We can then compute an overall evaluation score by taking the mean of the 5 scores. In this way, we get a more robust evaluation of our models. They are less susceptible to being poorly evaluated due to the luck of the draw in the random sampling, because we've tested with 5 different cuts of the data.
We don't have to stick with 5 folds. Generally, somewhere between 5 and 10 will give you good results.
We can incorporate k-fold cross-validation very easily into our investigations using Sklearn.
# Create 5 folds
seed = 7
kfold = KFold(n_splits=5, shuffle=True, random_state=seed)
# Create a model
model = LinearRegression()
# Train and evaluate multiple models using kfolds
results = cross_val_score(model, X, y, cv=kfold, scoring='r2')
print(results)
print("Mean:", results.mean())
print("Std:", results.std())
[0.57790144 0.76990344 0.64138006 0.73139225 0.80395154]
Mean: 0.7049057438479572
Std: 0.08354868173256094
The results list is the list of 5 R-squared scores, one for each of the k model evaluations. I've also shown the mean and standard deviation of these 5 scores, as a summary of the overall performance of linear regression across all 5 models. We can take the mean score (0.71) as our evaluation score for linear regression.
Here is the workflow for the above code:
Note that we don't need to explicitly perform the train/test splits. The KFold object passed to the cross_val_score() function does this for us.

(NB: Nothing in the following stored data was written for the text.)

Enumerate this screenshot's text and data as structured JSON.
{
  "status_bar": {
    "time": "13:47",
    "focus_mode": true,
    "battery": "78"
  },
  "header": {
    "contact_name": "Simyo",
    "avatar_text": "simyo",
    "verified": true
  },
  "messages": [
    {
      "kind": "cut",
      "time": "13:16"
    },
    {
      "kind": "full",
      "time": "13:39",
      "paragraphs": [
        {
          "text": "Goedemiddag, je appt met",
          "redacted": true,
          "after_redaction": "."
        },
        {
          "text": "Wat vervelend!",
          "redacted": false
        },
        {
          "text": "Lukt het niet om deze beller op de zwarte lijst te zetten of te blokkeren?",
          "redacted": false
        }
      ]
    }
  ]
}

We can also get the predictions from the cross-validation analysis. Note that these are not actually model predictions as we are evaluating multiple models (one for each fold). Nevertheless, they can give a useful way of checking the potential real model predictions:
cross_val_predict(model, X, y, cv=kfold)
array([29.78263869, 25.18759152, 31.32588939, 28.58704763, 27.62169827,
25.8584904 , 22.75120309, 18.59873664, 10.76099096, 18.08494152,
18.51605175, 20.76908112, 20.48931998, 19.22031474, 19.44404476,
19.29017101, 20.39068546, 16.95335226, 17.63863428, 18.41757429,
...
The above example uses R-squared, but you can use different evaluation metrics. You can get a list of possible evaluation metrics (for both classification and regression) by running this code:
from sklearn.metrics import SCORERS
sorted(SCORERS.keys())
['accuracy',
'adjusted_mutual_info_score',
'adjusted_rand_score',
'average_precision',
'balanced_accuracy',
'brier_score_loss',
'completeness_score',
'explained_variance',
'f1',
'f1_macro',
'f1_micro',
'f1_samples',
'f1_weighted',
'fowlkes_mallows_score',
'homogeneity_score',
'mutual_info_score',
'neg_log_loss',
'neg_mean_absolute_error',
'neg_mean_squared_error',
'neg_mean_squared_log_error',
'neg_median_absolute_error',
'normalized_mutual_info_score',
'precision',
'precision_macro',
'precision_micro',
'precision_samples',
'precision_weighted',
'r2',
'recall',
'recall_macro',
'recall_micro',
'recall_samples',
'recall_weighted',
'roc_auc',
'v_measure_score']
Take a look at the sample code on the course GitHub repository for a fully worked example.
Summary
When evaluating models, we should always evaluate using different data than that used to train the model. Resampling is used to separate training and test data.
Train/test split splits the data into training and test sets. It trains the model with the training data and evaluates the model using the test data.
K-folds cross-validation splits the data into k subsets and uses these to create multiple train/test sets. It takes each train/test set and trains the model with the training data and evaluates the model using the test data.
In the next chapter, we are going to do some hyperparameter tuning!